Arrêts maladie = indemnité réduite ?
Une entreprise se voit contrainte de prononcer des licenciements économiques. L’un des salariés licenciés conteste cette décision… avec succès puisque le juge a déclaré son licenciement « nul » parce que la procédure de licenciement était elle-même nulle (son plan de sauvegarde de l’emploi a été annulé).
Au moment des faits, le salarié pouvait prétendre, dans ce cas, à une indemnité au moins égale à ses 12 derniers mois de salaire (désormais, l’indemnité due dans pareil cas est au moins égale aux 6 derniers mois de salaire).
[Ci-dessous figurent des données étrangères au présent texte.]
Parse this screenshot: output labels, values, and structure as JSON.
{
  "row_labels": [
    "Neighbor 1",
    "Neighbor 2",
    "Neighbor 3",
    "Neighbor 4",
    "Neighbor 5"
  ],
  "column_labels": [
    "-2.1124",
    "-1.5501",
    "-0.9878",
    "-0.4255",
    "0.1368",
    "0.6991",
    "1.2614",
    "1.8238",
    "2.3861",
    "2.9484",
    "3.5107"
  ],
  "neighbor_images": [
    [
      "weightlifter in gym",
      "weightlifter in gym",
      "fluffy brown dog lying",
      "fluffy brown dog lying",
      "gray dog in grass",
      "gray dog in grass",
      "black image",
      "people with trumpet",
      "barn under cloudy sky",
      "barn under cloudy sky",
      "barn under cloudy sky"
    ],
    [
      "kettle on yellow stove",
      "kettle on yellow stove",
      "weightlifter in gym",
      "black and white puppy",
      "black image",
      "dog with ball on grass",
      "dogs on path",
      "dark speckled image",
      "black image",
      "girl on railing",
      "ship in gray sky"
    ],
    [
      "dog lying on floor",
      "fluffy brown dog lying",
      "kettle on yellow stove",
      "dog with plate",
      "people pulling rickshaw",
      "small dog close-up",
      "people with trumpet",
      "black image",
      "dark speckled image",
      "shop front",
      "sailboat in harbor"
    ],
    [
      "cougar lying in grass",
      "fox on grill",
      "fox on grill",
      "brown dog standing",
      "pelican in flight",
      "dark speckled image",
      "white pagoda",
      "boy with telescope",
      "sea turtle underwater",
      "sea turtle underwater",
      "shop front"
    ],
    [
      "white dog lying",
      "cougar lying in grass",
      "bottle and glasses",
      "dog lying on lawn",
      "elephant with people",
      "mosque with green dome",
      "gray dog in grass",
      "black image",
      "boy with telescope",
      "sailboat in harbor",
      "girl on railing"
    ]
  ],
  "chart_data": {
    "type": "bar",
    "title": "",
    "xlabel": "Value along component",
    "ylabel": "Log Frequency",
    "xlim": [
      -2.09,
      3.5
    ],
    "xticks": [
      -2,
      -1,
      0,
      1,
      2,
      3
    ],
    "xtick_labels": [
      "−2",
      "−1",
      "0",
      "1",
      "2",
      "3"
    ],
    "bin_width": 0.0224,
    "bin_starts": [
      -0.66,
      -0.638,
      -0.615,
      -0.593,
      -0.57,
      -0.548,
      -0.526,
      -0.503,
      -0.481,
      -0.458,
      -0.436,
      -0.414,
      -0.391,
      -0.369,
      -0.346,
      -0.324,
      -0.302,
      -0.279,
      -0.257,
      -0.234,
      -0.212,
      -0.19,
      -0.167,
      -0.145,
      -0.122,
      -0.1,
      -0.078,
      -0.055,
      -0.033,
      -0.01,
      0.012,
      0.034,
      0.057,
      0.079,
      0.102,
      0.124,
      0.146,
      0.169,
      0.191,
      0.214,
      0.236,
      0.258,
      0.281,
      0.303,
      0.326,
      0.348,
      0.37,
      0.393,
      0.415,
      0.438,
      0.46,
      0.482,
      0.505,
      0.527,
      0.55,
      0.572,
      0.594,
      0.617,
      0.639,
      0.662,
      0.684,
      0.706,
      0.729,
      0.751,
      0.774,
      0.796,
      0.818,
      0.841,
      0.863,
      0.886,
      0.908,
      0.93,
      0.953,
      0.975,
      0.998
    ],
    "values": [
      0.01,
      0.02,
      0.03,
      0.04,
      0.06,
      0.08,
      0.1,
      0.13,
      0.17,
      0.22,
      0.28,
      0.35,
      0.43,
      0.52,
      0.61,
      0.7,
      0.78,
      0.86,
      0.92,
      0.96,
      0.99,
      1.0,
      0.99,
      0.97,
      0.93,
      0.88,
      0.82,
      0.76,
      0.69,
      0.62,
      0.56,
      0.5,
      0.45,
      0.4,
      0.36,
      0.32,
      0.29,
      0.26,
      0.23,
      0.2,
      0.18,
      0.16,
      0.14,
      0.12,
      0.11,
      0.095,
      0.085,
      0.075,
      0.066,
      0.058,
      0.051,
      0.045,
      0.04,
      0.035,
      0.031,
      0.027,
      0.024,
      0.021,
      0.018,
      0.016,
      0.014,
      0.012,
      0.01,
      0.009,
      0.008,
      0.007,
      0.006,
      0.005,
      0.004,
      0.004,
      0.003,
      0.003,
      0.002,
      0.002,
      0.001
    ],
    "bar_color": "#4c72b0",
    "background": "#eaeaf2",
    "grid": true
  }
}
Sauf qu’au cours des 12 derniers mois précédant son licenciement, le salarié a été placé en arrêt maladie pendant presque 3 mois…
L’indemnité du salarié doit-elle tenir compte de ces absences et être diminuée en conséquence ?
A cette question, le juge a répondu par la négative : l’indemnisation doit tenir compte des 12 derniers mois exempts d’arrêt de travail pour maladie.
Aujourd’hui, en raison de la modification du barème indemnitaire, il faudrait tenir compte des 6 derniers mois exempts d’arrêt de travail pour maladie.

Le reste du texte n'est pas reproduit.